VGM: This is the music we want to play. If we would play other styles of music, we would start another band.

RN: “Where Evil Dwells” and “The Vanishing” sound like interludes. What is the intention of these songs and their placement in the album?

VGM: You are right, they are interludes, and the intention is to have some breathing space in between the songs and still maintain the dark, creepy mood.

RN: How does Norway play into your music? And what kinds of things do you think people around the world should know about Norway?

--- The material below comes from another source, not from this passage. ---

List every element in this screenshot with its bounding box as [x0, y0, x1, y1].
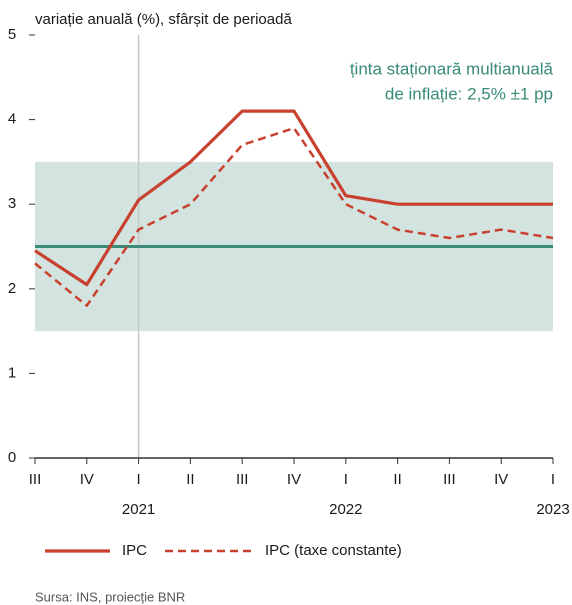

VGM: We have a love/hate relationship towards our country. We love the nature, and to some extent the values of the social democratic society, but we hate the spoiled holier-than-thou attitude that a lot of Norwegians have. Our small society has gained too much capital in a really short time (since we found oil in the 70s), and there are a lot of newly rich people with really bad attitudes towards the rest of the world.

There is a lot of good music from our country that has inspired us, and some of the best are Emperor, Darkthrone, A-ha, Noxagt, Arne Nordheim, Maja Ratkje, Kafka Prosess, and Biosphere.

Also make sure to check out the new hardcore band Accelerator and the death metal band Nithe that both will be supporting us on our release show in Oslo.

Vebjørn Guttormsgaard Møllberg is generous to promote other bands. Meanwhile, his own band, Haust, opens “Negative Music” with the screeching guitars, damning drums, and the abrasive vocal of “Left to Die.” The sound is a howling catharsis caving in with thick distortion and anguished lyrics that reject you—"No room here, no room, no room! There is no room for losers ‘round here! No room, no room!"

The vocal on “Dead Ringer,” posted above, is equally unwelcoming and committed, wrung straight from the lungs—“I’m slipping into darkness, I’m slipping into nightmares; I hear a sound, and I wake up—my blood runs cold!” There is an affect in the pronunciations, rolling Rs like something vaguely Hungarian. The song even has a burning little guitar lead at 2:20.

The songs knock down your eardrums with rhythmic change-ups and syncopation. And with negativity—negativity that maybe can help people become more balanced by releasing negativity through music.